Vernissage de l'expo place de la Libération puis à l'espace Culture & attractivité (80 place d'Hautpoul)

Lancement de l'appel à candidature pour la création photo 2018-2019.

 

 

Entretien avec Mana Kikuta
« Capturer la mémoire »
Lauréate de la troisième édition du concours photo de la ville de Gaillac, l'artiste japonaise Mana Kikuta prépare dans la résidence d'artistes Antonin Artaud les œuvres qu'elle présentera lors de la prochaine édition de « Mai-jardins » à partir du 24 mai.


D’où vient votre fascination pour la mémoire, thème central de votre œuvre ?
Le fait de naître à Hiroshima, lieu d’histoire et de commémoration, prédispose peut-être à développer une certaine sensibilité mémorielle. Mais l’élément déclencheur a d’abord été une expérience personnelle. Quand j’avais 17 ans, mon grand-père qui se savait atteint d’une maladie incurable m’a demandé de réaliser son portrait pour la traditionnelle cérémonie des morts. C’était une expérience troublante ; elle m’a durablement marquée. La photo qui en a résulté sert toujours à honorer sa mémoire. Accrochée dans le salon de ma famille, elle suscite en moi des émotions intenses qui sont à la base de ma démarche et de mon inspiration artistique.


En quoi ce portrait est-il représentatif de votre approche créatrice ?
Cette photo reste identique, et pourtant je ne la vois jamais de la même manière. Elle provoque en moi des sentiments à chaque fois différents. Elle ne représente donc pas constamment la même chose. Elle change, comme les êtres vivants eux-mêmes, et comme la mémoire, qui entremêle et superpose des impressions qui fluctuent avec le temps. C’est ce rapport à l’impermanence de la mémoire qui anime pour une grande part mon travail. Plus généralement, je m’intéresse à fixer en image ce qui est insaisissable : la mémoire, les odeurs, le vent, l’âme…

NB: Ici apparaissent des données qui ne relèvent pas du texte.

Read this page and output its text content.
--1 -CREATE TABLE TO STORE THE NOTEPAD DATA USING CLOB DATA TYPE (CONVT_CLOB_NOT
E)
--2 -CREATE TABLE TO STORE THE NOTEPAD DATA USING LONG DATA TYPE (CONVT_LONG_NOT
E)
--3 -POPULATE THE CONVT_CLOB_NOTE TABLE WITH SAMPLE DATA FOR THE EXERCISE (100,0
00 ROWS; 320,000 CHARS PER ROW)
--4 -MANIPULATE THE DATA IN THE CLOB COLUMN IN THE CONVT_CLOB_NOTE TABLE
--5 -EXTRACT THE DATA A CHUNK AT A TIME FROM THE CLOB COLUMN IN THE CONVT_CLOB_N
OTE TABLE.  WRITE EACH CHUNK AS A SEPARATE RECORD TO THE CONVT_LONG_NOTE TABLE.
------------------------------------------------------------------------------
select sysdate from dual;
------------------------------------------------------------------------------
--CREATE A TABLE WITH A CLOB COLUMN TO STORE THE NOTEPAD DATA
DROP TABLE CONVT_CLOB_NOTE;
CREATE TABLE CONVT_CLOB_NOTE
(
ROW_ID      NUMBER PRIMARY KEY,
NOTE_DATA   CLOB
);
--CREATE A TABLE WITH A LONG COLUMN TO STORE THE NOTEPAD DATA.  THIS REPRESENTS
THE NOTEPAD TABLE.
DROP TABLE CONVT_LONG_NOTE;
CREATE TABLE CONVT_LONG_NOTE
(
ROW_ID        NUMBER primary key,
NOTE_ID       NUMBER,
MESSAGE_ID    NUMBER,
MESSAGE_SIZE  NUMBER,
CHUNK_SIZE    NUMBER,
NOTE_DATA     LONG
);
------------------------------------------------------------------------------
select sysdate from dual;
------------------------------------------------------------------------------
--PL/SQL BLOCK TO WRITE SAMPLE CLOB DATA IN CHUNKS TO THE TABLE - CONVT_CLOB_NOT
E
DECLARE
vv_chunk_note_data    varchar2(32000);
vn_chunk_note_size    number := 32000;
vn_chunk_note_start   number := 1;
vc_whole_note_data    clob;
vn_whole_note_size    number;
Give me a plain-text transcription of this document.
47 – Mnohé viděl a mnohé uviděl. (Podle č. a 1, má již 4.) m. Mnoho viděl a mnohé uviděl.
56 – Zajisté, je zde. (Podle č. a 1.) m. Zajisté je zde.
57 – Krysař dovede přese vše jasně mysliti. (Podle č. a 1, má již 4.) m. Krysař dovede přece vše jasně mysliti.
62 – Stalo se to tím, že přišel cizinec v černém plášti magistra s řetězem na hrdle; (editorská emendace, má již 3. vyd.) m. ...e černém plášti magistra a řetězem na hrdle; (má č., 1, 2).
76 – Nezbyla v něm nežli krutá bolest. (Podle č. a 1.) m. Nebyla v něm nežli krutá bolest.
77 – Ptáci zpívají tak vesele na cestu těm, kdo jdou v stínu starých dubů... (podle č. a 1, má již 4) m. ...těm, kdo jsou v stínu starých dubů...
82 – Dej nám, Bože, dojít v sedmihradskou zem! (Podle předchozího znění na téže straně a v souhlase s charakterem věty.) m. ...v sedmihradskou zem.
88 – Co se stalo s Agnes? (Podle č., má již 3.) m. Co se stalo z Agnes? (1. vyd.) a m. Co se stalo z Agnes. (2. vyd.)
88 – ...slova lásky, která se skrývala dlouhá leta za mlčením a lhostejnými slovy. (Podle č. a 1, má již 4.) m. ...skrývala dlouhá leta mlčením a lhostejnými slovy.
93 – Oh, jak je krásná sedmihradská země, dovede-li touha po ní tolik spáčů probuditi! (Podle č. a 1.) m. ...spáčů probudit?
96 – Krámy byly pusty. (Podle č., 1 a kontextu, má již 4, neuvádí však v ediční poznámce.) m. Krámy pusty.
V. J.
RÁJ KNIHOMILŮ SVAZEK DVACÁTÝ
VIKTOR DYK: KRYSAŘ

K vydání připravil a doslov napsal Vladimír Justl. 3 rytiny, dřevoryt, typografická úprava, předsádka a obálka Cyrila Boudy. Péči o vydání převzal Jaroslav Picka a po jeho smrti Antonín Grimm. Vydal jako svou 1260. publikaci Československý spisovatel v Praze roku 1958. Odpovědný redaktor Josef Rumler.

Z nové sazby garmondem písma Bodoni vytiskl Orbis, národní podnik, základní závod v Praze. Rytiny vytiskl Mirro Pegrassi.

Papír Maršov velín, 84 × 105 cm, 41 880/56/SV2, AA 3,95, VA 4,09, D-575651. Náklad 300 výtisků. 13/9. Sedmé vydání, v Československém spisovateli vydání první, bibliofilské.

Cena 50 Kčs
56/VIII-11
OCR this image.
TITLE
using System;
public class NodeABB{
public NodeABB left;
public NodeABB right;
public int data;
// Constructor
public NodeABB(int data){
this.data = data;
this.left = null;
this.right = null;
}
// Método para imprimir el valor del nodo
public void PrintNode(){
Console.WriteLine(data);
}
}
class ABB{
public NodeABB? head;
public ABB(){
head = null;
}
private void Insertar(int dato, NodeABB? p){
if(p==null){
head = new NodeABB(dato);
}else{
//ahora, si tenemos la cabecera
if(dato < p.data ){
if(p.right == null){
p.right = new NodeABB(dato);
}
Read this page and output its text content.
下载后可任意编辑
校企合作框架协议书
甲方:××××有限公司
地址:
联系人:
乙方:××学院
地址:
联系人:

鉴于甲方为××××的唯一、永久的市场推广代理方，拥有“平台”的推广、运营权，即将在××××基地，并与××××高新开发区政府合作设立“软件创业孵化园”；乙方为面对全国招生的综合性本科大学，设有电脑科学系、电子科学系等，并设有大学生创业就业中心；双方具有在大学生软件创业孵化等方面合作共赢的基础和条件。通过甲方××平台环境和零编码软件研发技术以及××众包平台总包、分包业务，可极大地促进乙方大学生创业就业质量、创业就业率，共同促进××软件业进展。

Qu’est-ce qui fait de la photographie le médium le plus adapté à cette démarche ?
La photographie offre une grande richesse de possibilités pour matérialiser la fluctuation, évoquer le passage du temps. Je superpose souvent le numérique avec des techniques photographiques anciennes comme le collodion humide ou le cyanotype. Dans mon œuvre intitulée « fleurs », j’utilise la trichromie et le polaroïd afin d'obtenir des images différentes et décalées qui laissent une impression de profondeur temporelle. Le résultat final est comme une capture de la mémoire, qui n'est qu'une succession d'interprétations, comme la vérité d'un événement. Je suis d'ailleurs admirative du travail effectué par l'artiste Tomoko Yoneda. Pour sa dernière exposition à Paris, à la maison de la culture japonaise, elle a voyagé sur les traces d'Albert Camus. En photographiant les endroits où il a vécu, elle est parvenue à mettre en évidence le dialogue que les lieux d'histoire instaurent entre le passé et le présent. C’est une de mes inspiratrices.